Tracy glared at him again. “Oh, I wouldn’t, eh? They’d be for free, eh?”

“Yes.”

Tracy shook his head in despair. “I don’t seem to get it. When I was working in the movement, we commonly believed that given a sane system of society we would be able to produce an abundance for all. But everything wasn’t going to be free . Everybody was going to have to work. You’d do your share and you’d get your share. I think it was a guy named Herman Kahn, in a book about the year 2000, who predicted that by that time we’d have a per capita product worth something like $10,000 a year, and an average family income of $20,000.”

“Failure of nerve and imagination,” Edmonds murmured. “Most of those who tried to extrapolate at that time had similar trouble.”

Academician Stein was making worried motions with his hands to quiet things down. He said, “Look here, Tracy Cogswell. I thought that we had made clear to you that the world today produces an absolute abundance for everyone.”

“There’s a limit to everything. Everything just can’t be free.”

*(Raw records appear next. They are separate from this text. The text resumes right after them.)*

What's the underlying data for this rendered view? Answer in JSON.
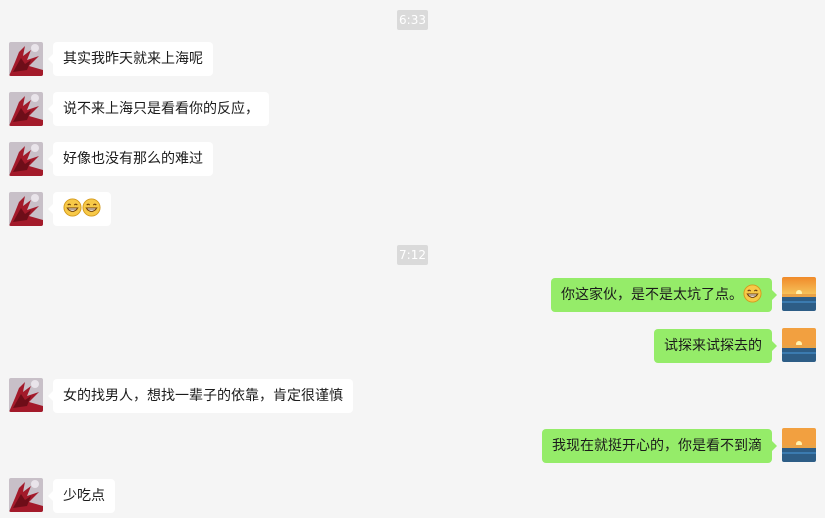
{
  "timestamps": [
    "6:33",
    "7:12"
  ],
  "messages": [
    {
      "side": "left",
      "text": "其实我昨天就来上海呢"
    },
    {
      "side": "left",
      "text": "说不来上海只是看看你的反应，"
    },
    {
      "side": "left",
      "text": "好像也没有那么的难过"
    },
    {
      "side": "left",
      "text": "",
      "emoji": [
        "grin-emoji",
        "grin-emoji"
      ]
    },
    {
      "side": "right",
      "text": "你这家伙，是不是太坑了点。",
      "emoji": [
        "grin-emoji"
      ]
    },
    {
      "side": "right",
      "text": "试探来试探去的"
    },
    {
      "side": "left",
      "text": "女的找男人，想找一辈子的依靠，肯定很谨慎"
    },
    {
      "side": "right",
      "text": "我现在就挺开心的，你是看不到滴"
    },
    {
      "side": "left",
      "text": "少吃点"
    }
  ],
  "colors": {
    "background": "#f5f5f5",
    "incoming_bubble": "#ffffff",
    "outgoing_bubble": "#95ec69",
    "timestamp_bg": "#dadada"
  },
  "icons": {
    "contact_avatar": "red-flower-avatar",
    "self_avatar": "sunset-sea-avatar",
    "emoji": "grin-emoji"
  }
}
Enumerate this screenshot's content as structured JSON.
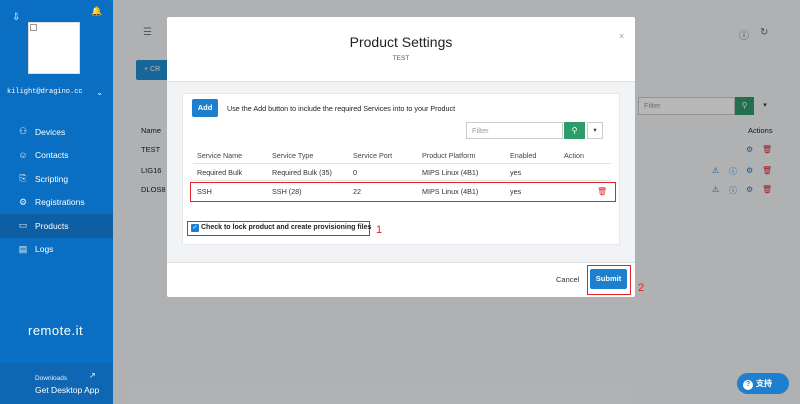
{
  "sidebar": {
    "user_email": "kilight@dragino.cc",
    "items": [
      {
        "label": "Devices",
        "icon": "devices-icon"
      },
      {
        "label": "Contacts",
        "icon": "contacts-icon"
      },
      {
        "label": "Scripting",
        "icon": "scripting-icon"
      },
      {
        "label": "Registrations",
        "icon": "registrations-icon"
      },
      {
        "label": "Products",
        "icon": "products-icon",
        "active": true
      },
      {
        "label": "Logs",
        "icon": "logs-icon"
      }
    ],
    "logo_text": "remote.it",
    "downloads_small": "Downloads",
    "downloads_big": "Get Desktop App"
  },
  "background": {
    "create_label": "CR",
    "filter_placeholder": "Filter",
    "col_name": "Name",
    "col_actions": "Actions",
    "rows": [
      "TEST",
      "LIG16",
      "DLOS8"
    ]
  },
  "modal": {
    "title": "Product Settings",
    "subtitle": "TEST",
    "add_label": "Add",
    "add_hint": "Use the Add button to include the required Services into to your Product",
    "filter_placeholder": "Filter",
    "columns": [
      "Service Name",
      "Service Type",
      "Service Port",
      "Product Platform",
      "Enabled",
      "Action"
    ],
    "rows": [
      [
        "Required Bulk",
        "Required Bulk (35)",
        "0",
        "MIPS Linux (4B1)",
        "yes"
      ],
      [
        "SSH",
        "SSH (28)",
        "22",
        "MIPS Linux (4B1)",
        "yes"
      ]
    ],
    "lock_label": "Check to lock product and create provisioning files",
    "cancel_label": "Cancel",
    "submit_label": "Submit"
  },
  "annotations": {
    "one": "1",
    "two": "2"
  },
  "support_label": "支持",
  "colors": {
    "sidebar": "#0a6fc2",
    "primary": "#1f7fcf",
    "success": "#2e9b6b",
    "annotation": "#e0242b"
  }
}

“Tracy, Tracy,” Betty said. “You can only eat three or four meals a day, even if you’re a glutton. You can only wear one outfit of clothes at a time. You can only sleep in one bed. You can only ride in one vehicle at a time. You can only live in one house at a time. All of these things we have in abundance. Plenty of them for everybody.”

“All right, all right,” he said impatiently. “For that sort of thing, okay. But suppose I dialed this distribution center, or whatever you called it, and ordered all the diamonds they had in stock. Would they be free?”

“Diamonds?” Edmonds said blankly.

Betty said, “What in heavens would you want with diamonds?”

He looked at her in exasperation. “Diamonds, diamonds. Flawless blue diamonds. One of the most vahiable things in the world.”

“Oh,” Edmonds said. “Of course. They used to be. Gems. Rubies, sapphires, uh, emeralds. That sort of thing, what? Jewelry.” He looked over at Betty. “You know. Women used to wear it. Status symbols. That sort of thing.” He turned his eyes back to the impatient Cogswell. “Women don’t wear jewelry much any more. I doubt if there would be any diamonds at the local distribution center but if you wanted some they certainly wouldn’t take more than twenty-four hours to manufacture you as many as you wanted.”

“Manufacture?”

The other nodded. “Yes, certainly. If I remember correctly, a diamond is a pure or nearly pure form of carbon, crystalized in the isometric system. I believe that in the old days they were useful as points to tools due to their hardness. However, we now have artificial substances that are considerably harder, so diamonds are no longer utilized. Of course, another factor is that they were quite rare and difficult to locate and to mine.” He frowned and added, “It seems to me that even in your day they were already beginning to manufacture diamonds, weren’t they?”